Ein Drittel der Arbeitskräfte in der Schweiz sind Ausländer. Die Gewerkschaften stehen bei der Verteidigung ihrer Rechte an vorderster Front.

In der Schweiz machen Menschen mit einem ausländischen Pass rund 33% der Arbeitskräfte aus. Ohne sie würden Schlüsselsektoren der Wirtschaft – wie das Gesundheitswesen, das Gaststättengewerbe, der Tourismus und das Baugewerbe – nicht funktionieren. Dennoch werden migrantische Arbeitende nach wie vor unterbezahlt, diskriminiert und ausgegrenzt.

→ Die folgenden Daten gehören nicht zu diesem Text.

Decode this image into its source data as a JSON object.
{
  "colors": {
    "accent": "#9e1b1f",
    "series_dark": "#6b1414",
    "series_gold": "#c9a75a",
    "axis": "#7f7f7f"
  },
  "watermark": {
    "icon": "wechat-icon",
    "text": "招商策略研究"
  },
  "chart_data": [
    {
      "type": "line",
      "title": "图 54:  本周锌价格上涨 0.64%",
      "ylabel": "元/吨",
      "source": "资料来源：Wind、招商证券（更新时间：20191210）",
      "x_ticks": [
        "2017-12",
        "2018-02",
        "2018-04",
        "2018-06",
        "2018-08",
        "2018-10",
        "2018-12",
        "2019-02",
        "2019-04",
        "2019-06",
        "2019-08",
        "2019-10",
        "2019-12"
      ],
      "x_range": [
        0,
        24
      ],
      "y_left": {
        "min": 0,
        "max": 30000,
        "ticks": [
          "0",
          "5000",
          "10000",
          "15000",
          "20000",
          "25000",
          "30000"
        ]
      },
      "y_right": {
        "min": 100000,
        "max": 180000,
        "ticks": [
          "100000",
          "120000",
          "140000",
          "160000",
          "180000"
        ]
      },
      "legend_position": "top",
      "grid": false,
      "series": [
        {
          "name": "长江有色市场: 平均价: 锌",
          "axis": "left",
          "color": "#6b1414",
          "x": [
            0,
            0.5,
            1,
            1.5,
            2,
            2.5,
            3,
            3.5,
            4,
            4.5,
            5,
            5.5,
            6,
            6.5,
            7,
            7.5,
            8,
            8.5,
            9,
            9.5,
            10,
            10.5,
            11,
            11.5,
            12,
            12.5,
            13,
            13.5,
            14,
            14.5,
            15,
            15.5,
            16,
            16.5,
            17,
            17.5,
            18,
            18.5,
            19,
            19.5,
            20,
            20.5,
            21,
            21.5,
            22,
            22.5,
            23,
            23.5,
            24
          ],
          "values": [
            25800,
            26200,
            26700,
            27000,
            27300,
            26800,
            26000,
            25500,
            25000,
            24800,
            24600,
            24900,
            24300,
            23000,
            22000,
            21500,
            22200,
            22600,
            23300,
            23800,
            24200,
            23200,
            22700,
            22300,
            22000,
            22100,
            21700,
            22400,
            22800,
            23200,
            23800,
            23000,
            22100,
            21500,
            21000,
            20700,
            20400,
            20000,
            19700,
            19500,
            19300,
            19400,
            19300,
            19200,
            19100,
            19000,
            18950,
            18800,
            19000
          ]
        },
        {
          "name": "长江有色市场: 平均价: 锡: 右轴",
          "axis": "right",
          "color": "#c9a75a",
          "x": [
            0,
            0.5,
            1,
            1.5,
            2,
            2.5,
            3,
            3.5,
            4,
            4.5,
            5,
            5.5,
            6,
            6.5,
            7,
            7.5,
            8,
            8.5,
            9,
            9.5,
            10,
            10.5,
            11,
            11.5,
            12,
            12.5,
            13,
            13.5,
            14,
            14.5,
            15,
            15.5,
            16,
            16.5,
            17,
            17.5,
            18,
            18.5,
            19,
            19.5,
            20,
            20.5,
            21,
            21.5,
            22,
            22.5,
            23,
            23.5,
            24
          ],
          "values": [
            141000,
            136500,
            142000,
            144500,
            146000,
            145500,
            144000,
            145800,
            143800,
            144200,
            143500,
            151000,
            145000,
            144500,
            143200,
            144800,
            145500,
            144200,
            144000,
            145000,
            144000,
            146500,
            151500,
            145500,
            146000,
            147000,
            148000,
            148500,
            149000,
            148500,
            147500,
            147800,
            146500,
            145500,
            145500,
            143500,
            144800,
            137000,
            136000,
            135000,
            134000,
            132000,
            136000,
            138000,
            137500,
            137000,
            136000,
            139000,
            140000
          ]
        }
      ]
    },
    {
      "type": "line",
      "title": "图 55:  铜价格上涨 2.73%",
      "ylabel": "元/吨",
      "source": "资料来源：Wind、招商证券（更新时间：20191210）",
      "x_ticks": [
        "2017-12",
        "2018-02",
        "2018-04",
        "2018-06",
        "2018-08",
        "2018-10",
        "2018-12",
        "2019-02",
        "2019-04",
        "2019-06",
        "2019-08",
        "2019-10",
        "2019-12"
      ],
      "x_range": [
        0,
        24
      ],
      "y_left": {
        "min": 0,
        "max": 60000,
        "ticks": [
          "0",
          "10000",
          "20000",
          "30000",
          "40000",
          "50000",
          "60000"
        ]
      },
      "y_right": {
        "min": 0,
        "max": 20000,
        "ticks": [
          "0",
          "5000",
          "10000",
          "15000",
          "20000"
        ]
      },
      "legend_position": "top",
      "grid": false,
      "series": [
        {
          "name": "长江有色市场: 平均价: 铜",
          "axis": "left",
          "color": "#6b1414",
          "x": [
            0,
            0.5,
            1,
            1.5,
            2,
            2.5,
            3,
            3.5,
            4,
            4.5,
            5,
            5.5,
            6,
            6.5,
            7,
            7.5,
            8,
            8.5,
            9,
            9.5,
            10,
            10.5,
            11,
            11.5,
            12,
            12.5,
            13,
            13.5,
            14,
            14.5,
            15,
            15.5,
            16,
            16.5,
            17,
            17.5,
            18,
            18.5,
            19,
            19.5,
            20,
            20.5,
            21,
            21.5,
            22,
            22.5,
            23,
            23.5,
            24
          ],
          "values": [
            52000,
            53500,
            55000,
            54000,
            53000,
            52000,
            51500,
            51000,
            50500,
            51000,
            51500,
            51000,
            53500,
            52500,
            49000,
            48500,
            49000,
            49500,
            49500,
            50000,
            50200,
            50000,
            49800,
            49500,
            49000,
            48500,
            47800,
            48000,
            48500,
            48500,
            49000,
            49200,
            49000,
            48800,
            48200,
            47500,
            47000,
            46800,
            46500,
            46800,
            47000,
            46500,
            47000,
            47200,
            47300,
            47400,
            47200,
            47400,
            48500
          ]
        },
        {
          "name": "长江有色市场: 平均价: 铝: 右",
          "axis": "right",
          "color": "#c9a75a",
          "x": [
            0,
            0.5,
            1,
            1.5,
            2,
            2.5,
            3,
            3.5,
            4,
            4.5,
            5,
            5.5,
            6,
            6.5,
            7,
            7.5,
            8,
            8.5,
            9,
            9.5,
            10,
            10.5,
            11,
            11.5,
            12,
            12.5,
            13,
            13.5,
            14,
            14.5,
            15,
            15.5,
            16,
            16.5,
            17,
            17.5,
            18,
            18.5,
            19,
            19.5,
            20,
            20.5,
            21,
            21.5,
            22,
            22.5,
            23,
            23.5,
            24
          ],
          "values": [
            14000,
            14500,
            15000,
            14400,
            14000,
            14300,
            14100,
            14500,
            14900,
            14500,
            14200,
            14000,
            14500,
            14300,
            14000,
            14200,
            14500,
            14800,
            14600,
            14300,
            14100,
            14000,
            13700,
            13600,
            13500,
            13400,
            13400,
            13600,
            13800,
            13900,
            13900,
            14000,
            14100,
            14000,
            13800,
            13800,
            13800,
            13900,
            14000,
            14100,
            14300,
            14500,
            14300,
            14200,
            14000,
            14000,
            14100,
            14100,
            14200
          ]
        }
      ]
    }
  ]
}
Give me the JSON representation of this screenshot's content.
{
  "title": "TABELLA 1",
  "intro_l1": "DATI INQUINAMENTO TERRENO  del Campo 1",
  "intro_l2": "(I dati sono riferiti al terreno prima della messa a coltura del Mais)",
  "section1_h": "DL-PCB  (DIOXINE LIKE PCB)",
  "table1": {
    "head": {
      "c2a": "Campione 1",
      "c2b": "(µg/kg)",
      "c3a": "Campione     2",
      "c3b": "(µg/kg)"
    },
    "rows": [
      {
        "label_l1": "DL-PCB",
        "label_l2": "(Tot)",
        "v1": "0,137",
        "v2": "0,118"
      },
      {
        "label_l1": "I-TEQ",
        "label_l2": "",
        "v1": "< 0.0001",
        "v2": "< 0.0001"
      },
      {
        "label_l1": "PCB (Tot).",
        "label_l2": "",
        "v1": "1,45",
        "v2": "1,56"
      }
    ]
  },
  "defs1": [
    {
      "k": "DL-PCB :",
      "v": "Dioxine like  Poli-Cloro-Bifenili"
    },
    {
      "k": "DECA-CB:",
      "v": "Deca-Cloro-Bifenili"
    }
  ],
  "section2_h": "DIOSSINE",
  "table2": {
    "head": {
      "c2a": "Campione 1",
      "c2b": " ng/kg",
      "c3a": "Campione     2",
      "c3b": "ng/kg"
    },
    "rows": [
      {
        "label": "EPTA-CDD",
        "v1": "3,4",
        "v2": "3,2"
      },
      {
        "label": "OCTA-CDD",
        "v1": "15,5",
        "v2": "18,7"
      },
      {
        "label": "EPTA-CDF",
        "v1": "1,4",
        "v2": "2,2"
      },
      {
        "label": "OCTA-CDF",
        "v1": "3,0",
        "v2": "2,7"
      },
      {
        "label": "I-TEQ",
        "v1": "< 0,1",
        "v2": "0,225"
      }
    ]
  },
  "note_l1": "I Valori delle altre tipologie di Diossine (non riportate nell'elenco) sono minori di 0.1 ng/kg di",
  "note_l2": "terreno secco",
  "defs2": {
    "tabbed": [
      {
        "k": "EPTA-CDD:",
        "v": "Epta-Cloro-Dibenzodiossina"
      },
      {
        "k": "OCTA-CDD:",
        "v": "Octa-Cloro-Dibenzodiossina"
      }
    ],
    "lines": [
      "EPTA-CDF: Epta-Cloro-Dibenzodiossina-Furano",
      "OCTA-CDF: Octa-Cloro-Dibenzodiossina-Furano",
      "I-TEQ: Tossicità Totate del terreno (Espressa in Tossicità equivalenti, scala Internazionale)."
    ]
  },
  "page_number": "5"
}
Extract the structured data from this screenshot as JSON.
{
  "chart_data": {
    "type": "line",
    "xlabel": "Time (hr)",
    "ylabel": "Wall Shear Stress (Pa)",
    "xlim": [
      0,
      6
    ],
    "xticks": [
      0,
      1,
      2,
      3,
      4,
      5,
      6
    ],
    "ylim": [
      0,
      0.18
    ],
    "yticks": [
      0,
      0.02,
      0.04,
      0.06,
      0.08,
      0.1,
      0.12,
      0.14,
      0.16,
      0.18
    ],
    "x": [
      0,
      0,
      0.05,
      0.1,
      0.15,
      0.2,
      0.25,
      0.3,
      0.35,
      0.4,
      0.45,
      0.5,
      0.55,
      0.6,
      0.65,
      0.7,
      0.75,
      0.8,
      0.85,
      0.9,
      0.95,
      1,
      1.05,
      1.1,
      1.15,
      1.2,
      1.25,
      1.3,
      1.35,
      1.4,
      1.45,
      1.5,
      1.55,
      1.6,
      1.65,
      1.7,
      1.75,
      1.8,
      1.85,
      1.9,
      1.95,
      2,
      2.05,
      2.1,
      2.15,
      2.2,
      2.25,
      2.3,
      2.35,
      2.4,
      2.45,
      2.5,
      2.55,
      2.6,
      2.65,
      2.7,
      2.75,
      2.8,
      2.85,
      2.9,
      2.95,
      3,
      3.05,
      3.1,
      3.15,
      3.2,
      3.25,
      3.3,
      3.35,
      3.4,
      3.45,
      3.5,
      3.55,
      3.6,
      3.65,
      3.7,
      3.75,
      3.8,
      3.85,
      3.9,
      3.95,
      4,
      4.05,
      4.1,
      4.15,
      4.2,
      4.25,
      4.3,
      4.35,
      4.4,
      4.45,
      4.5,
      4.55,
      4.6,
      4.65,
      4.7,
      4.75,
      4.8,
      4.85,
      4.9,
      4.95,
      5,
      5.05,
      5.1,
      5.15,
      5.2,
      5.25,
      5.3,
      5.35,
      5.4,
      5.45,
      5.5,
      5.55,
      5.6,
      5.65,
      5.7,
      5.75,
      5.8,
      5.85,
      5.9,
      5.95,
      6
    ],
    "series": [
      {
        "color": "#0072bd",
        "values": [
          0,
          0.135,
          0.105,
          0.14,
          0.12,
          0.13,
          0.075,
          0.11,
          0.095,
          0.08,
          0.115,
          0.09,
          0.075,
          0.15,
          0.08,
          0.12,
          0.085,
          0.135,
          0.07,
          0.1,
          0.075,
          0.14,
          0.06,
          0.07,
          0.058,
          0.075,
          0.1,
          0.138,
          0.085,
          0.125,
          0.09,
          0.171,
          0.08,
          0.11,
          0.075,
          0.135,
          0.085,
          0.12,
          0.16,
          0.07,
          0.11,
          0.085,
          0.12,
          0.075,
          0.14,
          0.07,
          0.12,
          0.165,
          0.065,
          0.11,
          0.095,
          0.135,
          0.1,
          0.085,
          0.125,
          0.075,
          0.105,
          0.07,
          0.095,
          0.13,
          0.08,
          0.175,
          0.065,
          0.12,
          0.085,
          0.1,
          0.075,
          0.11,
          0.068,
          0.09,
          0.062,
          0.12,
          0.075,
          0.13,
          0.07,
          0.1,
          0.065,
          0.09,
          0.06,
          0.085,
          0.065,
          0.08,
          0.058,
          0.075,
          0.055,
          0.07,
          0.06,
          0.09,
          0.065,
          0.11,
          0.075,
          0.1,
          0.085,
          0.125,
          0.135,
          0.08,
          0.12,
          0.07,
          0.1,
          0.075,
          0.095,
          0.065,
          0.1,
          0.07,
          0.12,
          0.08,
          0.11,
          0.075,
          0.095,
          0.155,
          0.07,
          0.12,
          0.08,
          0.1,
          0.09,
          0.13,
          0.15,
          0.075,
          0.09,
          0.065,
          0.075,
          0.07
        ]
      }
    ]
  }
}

syndicom setzt sich, wie die anderen Gewerkschaften des SGB, seit jeher für die Verbesserung der Lebens- und Arbeitsbedingungen von Migrant:innen ein. Sie tut dies durch ihre tägliche Gewerkschaftsarbeit, aber auch mit Interessengruppen wie der IG Migration, die denen eine direkte Stimme verleiht, die so oft ignoriert werden.

Migrant:innen halten die Wirtschaft am Laufen, verdienen aber weniger

Cyrielle Huguenot, die neue SGB-Zentralsekretärin für Migrationsfragen, war im April zu Gast in der IG Migration von syndicom. Ihre Botschaft ist klar:

Migrant:innen halten die Schweizer Wirtschaft am Laufen.

Ein paar wichtige Zahlen:

  • 70% der Migrant:innen im erwerbsfähigen Alter sind erwerbstätig.
  • Ohne Migrant:innen wäre das Schweizer BIP um 6 bis 7 Prozent niedriger.
  • Dennoch sind die Löhne von Migrant:innen im Durchschnitt 15 % niedriger als die von Personen mit Schweizer Pass.

Gewerkschaften als Raum für Partizipation und Schutz

Viele Migrant:innen sind nicht wahlberechtigt, aber in der Gewerkschaft zählt ihre Stimme. «In der Gewerkschaft hat jede und jeder die gleichen Rechte», betont Cyrielle Huguenot.

syndicom und Unia sind konkretes Beispiele dafür: Mehr als die Hälfte der Unia-Mitglieder haben einen ausländischen Pass. Auch innerhalb von syndicom arbeitet die IG Migration seit Jahren daran,

  • Lohndumping anzuprangern
  • gegen Diskriminierung zu kämpfen
  • die gewerkschaftliche Integration zu fördern.